Event Detail

Event Type: 
Applied Mathematics and Computation Seminar
Date/Time: 
Monday, April 28, 2014 - 05:00 to 06:00
Location: 
MLM 234

Speaker Info

Institution: 
Stanford University, Institute for Computational and Mathematical Engineering
Abstract: 

Large scale production of very heavy oil is gaining momentum because of the decline of easy to produce reservoirs, the increasing oil demand and subsequent rising oil price, which makes such resources more economical. Considering the pressure on the oil market and our still very heavy dependence on oil, this move to heavy oil production seems inevitable.
Typically, heavy oil reservoirs are stimulated thermally. Injecting steam that is generated at the surface is not always viable or desirable. An alternative technique for production is In-Situ Combution (ISC) where a steam drive is generated in the reservoir itself. In this process, (enriched) air is injected in the reservoir. After ignition a combustion front develops in-situ that burns a small percentage of the oil in place and slowly moves through the reservoir producing steam along the way. A side benefit of this process is that the heat thus generated often cracks the oil into heavy, undesirable components (the ?guck?) that stay behind in the reservoir and lighter, more valuable components that can be brought up to the surface. Performance prediction of ISC projects is rather tricky and poses many computational challenges. In this talk I?ll discuss our work in ISC simulation, which is centered around the design of upscaling methods for kinetics and critical reservoir heterogeneities supported by laboratory experimentation.

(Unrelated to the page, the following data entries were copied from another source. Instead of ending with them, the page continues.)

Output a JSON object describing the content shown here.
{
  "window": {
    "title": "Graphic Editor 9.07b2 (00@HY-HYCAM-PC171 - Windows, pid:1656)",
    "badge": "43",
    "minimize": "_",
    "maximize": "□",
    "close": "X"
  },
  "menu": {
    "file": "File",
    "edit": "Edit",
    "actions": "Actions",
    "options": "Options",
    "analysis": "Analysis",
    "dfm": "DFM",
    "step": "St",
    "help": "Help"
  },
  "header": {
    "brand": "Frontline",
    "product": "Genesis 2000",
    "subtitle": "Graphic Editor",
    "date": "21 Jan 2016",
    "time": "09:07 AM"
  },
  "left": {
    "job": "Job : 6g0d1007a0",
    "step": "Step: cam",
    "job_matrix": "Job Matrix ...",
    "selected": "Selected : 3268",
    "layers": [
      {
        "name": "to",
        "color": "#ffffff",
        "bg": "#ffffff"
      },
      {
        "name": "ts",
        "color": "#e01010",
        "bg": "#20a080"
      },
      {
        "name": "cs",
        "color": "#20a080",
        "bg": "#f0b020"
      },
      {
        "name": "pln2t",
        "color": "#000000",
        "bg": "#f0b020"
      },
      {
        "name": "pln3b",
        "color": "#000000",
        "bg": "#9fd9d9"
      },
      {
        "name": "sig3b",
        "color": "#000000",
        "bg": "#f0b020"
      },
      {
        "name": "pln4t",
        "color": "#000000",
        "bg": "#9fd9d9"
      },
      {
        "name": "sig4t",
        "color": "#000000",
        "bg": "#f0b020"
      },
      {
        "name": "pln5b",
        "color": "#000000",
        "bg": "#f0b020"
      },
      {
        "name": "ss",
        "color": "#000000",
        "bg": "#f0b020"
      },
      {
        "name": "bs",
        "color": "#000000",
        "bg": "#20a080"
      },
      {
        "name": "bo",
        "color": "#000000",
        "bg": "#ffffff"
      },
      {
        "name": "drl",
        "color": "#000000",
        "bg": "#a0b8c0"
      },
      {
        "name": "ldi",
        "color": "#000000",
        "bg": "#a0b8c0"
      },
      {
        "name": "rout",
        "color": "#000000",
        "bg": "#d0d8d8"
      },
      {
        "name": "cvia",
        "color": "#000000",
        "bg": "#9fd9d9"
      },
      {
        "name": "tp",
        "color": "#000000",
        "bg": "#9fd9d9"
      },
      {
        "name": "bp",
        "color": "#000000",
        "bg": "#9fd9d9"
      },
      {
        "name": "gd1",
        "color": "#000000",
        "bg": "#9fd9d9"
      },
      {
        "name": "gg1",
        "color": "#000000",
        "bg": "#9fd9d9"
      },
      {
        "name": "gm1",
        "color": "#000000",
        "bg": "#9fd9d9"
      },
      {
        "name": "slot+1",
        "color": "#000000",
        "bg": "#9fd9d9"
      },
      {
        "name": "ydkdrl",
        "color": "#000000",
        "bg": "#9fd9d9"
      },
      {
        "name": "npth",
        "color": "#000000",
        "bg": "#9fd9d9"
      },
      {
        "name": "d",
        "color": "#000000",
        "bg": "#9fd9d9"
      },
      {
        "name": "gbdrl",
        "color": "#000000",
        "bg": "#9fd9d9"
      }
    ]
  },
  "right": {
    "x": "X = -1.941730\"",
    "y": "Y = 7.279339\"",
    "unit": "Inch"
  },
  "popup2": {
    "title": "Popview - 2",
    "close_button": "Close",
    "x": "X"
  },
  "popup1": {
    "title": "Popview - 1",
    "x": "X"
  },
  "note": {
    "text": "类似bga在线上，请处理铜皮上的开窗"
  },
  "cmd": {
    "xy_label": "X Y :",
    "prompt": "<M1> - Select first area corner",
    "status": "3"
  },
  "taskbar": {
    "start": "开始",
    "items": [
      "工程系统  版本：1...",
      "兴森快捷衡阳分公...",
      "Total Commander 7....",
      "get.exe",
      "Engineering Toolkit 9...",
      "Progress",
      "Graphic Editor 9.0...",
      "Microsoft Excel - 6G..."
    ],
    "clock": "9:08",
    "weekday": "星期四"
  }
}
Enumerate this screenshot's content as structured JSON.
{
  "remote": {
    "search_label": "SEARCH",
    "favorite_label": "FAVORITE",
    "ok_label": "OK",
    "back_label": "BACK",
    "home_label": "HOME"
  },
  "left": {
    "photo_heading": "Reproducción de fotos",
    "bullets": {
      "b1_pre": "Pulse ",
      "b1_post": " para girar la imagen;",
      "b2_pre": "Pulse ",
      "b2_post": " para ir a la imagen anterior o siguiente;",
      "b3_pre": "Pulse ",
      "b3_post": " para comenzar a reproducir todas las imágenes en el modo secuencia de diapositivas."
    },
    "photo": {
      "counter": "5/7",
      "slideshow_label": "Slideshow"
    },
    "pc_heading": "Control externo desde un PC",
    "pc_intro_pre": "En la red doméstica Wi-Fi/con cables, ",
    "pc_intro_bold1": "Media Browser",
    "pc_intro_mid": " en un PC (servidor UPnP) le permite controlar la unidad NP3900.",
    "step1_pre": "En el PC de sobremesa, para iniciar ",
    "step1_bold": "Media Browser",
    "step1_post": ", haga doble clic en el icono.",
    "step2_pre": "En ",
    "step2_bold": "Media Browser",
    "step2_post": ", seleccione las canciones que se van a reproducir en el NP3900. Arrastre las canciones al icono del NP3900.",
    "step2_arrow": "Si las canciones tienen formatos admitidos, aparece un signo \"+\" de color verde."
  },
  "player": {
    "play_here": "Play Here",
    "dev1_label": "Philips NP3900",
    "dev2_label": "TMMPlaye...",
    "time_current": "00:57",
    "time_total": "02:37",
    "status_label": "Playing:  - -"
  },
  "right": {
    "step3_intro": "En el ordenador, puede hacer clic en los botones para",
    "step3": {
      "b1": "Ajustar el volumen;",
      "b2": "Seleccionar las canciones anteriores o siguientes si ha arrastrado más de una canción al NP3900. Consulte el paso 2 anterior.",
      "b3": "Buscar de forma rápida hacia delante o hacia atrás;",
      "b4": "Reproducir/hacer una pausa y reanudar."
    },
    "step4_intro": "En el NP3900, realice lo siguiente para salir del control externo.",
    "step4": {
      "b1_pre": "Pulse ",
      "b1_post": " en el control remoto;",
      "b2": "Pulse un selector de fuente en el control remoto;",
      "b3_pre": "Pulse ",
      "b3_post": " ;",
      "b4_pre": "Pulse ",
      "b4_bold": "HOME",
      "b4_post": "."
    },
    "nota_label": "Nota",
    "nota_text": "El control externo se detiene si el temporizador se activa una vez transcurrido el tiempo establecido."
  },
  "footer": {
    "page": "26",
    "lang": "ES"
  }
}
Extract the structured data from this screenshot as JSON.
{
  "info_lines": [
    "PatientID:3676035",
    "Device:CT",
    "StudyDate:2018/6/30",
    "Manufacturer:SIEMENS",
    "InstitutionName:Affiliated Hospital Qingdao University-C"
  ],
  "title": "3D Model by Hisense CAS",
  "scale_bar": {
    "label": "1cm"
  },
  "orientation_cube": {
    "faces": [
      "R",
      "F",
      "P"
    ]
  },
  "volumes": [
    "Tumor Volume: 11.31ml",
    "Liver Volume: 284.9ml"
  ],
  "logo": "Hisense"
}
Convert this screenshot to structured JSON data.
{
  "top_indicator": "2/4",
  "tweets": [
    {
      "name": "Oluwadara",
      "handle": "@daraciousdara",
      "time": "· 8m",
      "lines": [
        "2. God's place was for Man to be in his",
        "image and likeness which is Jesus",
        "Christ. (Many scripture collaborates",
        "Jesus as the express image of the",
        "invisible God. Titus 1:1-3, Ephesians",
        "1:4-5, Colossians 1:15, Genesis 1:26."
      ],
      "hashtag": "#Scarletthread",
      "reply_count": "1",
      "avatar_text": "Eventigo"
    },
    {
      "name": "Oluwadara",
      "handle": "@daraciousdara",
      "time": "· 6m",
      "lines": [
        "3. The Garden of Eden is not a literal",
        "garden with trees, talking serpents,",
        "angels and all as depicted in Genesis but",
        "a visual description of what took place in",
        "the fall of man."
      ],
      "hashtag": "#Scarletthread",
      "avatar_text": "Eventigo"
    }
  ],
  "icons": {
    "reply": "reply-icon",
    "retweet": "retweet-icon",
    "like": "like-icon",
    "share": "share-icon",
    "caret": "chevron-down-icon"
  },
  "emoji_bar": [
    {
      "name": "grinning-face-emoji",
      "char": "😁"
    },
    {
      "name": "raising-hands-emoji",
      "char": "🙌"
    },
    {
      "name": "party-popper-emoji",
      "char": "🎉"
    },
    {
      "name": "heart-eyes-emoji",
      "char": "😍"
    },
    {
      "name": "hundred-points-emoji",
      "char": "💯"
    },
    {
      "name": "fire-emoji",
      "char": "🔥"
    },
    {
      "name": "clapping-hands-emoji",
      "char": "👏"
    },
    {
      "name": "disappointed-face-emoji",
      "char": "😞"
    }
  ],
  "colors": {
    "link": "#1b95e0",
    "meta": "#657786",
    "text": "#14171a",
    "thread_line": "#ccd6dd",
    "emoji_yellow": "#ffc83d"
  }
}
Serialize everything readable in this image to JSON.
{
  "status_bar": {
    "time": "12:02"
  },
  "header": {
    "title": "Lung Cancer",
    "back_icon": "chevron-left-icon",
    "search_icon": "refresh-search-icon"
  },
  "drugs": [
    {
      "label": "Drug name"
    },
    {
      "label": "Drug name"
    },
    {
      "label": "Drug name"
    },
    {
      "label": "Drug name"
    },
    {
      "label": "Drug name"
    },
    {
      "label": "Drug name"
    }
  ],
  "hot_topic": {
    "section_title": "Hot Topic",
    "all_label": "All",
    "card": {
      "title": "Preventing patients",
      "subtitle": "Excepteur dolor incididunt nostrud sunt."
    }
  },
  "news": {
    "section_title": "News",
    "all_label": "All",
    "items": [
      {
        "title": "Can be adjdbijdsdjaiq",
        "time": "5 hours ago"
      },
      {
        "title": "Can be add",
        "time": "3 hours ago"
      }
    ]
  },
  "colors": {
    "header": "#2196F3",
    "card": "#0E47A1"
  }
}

Margot is an Associate Professor at Stanford University in the Department of Energy Resources Engineering. She is also the director of the Institute for Computational & Mathematical Engineering at Stanford. Margot received her PhD from Stanford in Scientific Computing in 1996. After 5 years in New Zealand, she returned to Stanford in 2001. Margot's main interests are in computational mathematics and fluid dynamics. She has worked in oil and gas reservoir simulation, sail design optimization, coastal ocean flow dynamics and tidal energy, amongst others.

At Stanford, she teaches courses in numerical analysis, numerical linear algebra, reservoir simulation and renewable energy processes. Margot left her home country of The Netherlands in search of sunnier and hillier places and spends her free time roaming hills with her son and dog.